IMO, the ultimate aim (even if this is not practical) is to deliver
to each recipient the same version of the Fax as they would have
received IF they were the only addressee
I think this is a reasonable and practical goal. I don't think that
recipient A should experience a difference in message quality
(or worse, fail to receive the message at all) based on whether or
not you cc'ed recipient B.
while at the same time
generating only the minimum number of copies to allow
multi-addressing.
I think this is an implementation decision. It should be *possible*
to do this (and it is), but it shouldn't be required of implementations.

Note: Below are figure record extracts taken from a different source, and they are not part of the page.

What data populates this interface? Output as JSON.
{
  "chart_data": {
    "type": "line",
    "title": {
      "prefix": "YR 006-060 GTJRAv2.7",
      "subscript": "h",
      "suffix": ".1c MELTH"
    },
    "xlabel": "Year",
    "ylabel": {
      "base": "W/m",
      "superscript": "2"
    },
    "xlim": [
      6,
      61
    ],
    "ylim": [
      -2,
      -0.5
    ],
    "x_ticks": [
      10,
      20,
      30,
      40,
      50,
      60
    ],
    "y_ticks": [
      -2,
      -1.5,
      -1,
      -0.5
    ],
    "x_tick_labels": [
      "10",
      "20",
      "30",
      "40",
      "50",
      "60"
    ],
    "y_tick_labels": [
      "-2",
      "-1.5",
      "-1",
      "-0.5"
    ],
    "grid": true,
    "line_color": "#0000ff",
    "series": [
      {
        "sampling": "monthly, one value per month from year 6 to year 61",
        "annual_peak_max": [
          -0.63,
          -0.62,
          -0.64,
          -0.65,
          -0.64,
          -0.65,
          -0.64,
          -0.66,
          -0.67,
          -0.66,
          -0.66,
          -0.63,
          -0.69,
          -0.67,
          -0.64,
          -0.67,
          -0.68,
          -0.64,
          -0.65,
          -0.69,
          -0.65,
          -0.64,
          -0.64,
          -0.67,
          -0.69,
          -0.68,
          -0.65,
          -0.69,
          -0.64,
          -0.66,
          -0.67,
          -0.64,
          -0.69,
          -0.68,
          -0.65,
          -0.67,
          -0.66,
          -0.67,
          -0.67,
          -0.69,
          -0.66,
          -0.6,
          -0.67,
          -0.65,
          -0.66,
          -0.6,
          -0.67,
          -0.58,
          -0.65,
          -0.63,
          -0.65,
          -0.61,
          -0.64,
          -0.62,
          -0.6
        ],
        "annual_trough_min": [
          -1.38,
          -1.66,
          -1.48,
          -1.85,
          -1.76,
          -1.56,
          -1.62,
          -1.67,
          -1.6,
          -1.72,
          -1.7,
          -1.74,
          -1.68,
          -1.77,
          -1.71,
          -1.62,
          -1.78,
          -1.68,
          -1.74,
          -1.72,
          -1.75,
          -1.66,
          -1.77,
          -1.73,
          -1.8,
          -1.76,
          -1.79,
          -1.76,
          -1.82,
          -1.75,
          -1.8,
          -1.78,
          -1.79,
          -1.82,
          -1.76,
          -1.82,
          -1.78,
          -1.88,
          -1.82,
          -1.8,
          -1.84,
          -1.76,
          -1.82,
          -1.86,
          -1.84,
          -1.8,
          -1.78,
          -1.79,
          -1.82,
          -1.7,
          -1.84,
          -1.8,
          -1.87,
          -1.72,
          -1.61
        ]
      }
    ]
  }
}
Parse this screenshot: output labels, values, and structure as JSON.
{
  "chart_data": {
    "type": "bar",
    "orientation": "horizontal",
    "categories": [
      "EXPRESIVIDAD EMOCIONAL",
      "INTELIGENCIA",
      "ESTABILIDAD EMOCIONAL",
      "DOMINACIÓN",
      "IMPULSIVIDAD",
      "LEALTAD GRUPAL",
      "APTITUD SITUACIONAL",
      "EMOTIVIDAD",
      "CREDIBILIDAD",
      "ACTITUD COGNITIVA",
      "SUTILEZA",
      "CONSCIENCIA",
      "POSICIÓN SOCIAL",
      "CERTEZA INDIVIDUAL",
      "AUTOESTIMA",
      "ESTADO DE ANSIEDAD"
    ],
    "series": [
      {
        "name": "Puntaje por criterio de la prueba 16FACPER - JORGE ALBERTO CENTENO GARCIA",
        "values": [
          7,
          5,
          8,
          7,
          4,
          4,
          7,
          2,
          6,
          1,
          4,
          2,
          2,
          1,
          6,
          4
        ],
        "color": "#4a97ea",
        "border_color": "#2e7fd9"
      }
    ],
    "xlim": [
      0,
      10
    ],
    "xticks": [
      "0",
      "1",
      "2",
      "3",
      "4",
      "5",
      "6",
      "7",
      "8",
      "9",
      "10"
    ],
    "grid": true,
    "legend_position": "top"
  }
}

here are a couple of trivial examples of the effect of a "downgrade to
LCD format" implementation strategy.
assume:
recipient A accepts only HTML and plain text
recipient B accepts only PDF and plain text
an HTML message sent only to A gets delivered as HTML, but if B is cc'ed
(or bcc'ed) on the message then both A and B get plain text (if the
client knows how to convert HTML to plain text). A is accustomed
to receiving HTML from B and is surprised that there's an information
loss.
more seriously, a PDF message sent only to B gets delivered as PDF, but
if A is cc'ed on the message then the message is bounced for both A and
B because there's no good way to downgrade PDF to a format acceptable
to B (or the client doesn't know how).
So far I have not been able to identify conditions for which downgrading
to LCD is a viable implementation strategy. My conclusion is that
implementations that support CONNEG and that attempt to deliver to
mutliple recipients in one transaction MUST be prepared to do RSET and
split up the delivery if it becomes evident that delivering the same
version of the message to all recipients is not appropriate.